As a self-described “nonwhite woman in America whose first language is not English,” Chen understood firsthand many of the obstacles faced by the refugee women and, along with Bailey and Lach, advocated for Stitch Buffalo to include input from the women’s perspective.

“Now, they are inviting refugee women to participate in new ways that hadn’t existed before, including new leadership roles in the organization,” says Bailey. “It’s really what we had hoped to foster.”

The culmination of the Social Impact Fellows program is the annual Pitch for a Cause competition. There, each team of Social Impact Fellows gets five minutes to tell a panel of judges about their work and the impact on the community. The winning team earns $2,000 for their partner organization to implement the solutions that the team developed.

This year, the Stitch Buffalo team walked away with the first-place prize, enabling the organization to update critical infrastructure to support the refugee women.

Shaping students’ future career paths

For Bailey, the Social Impact Fellows experience helped her discover potential new paths for after she graduates.

“It’s really opened up some opportunities to consider those more unconventional social work roles,” she says. “I now have the confidence to approach industries that may be slightly outside my field.”

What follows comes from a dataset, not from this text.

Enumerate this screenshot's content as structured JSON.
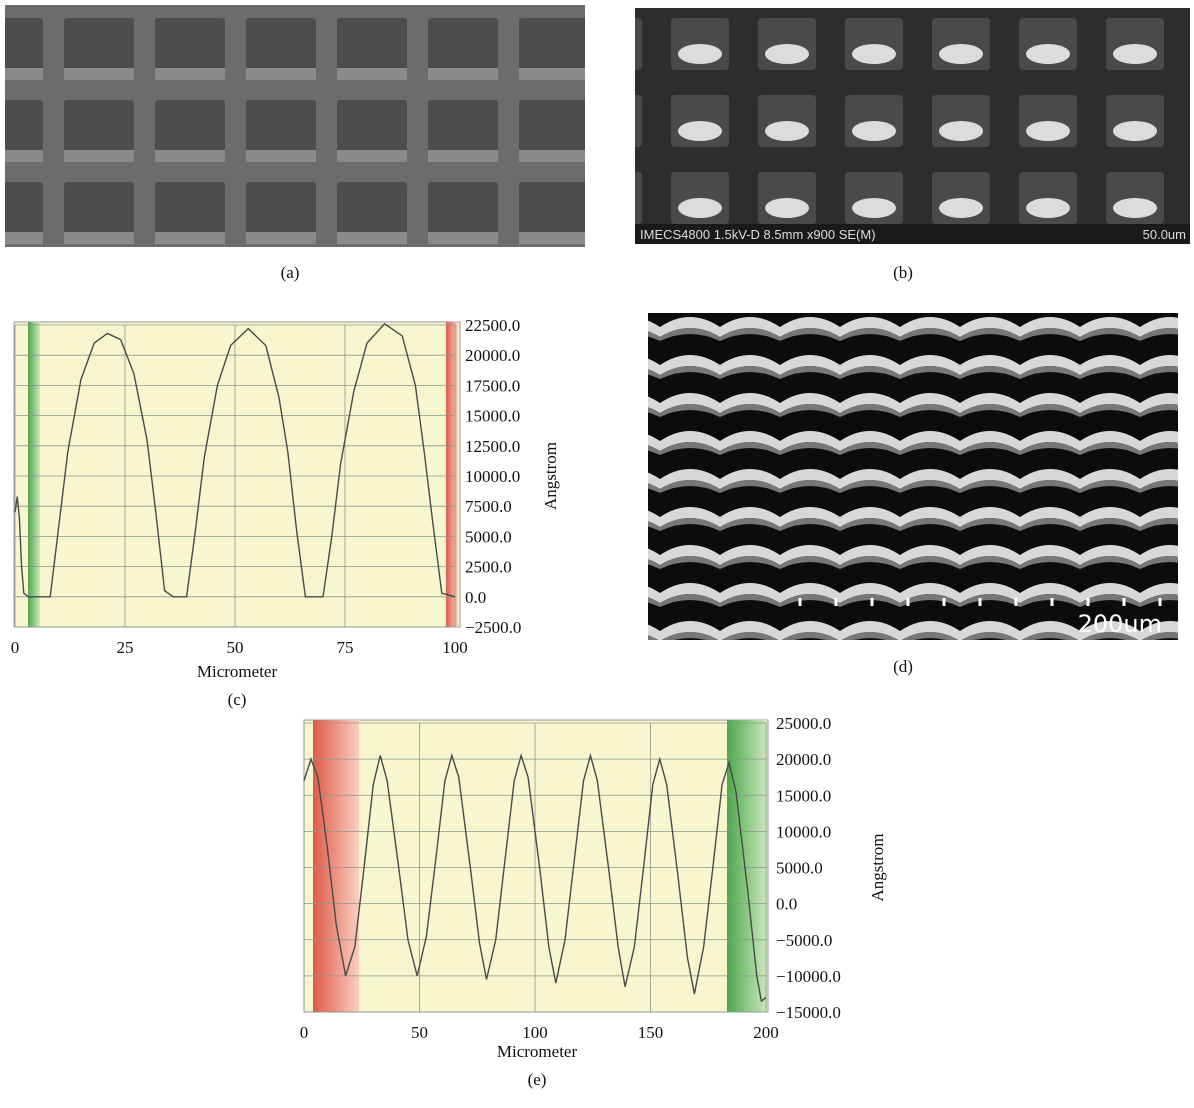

Even for students from the School of Management and College of Arts and Sciences, the program proved how a social work perspective can help them achieve their goals.

“Wherever I work in the future, I’ll always think about the questions they asked that I never would have thought of,” says Lach, the MBA candidate, who also owns a small event planning company in Buffalo. Lach explained that watching Bailey focus on the refugee women’s point of view showed her the importance of asking questions like, “What is this going to do for the participants and the people who are benefitting from it?”

For Chen, who has a master’s degree in international commerce, the experience with Stitch Buffalo reinforced her desire to do something meaningful in society for women and minorities. “I want to take some risks,” she says.

Bringing everyone together

Hoeg is most excited about the way that the UB students helped build a stronger community.

“Having them here helped weave together the volunteers, the refugee women and the consumers,” added Hoeg, using an exceptionally apt metaphor to describe the team’s impact. “It’s important because it developed respect for each other, and understanding for each other, and ultimately that’s what we want in our community.”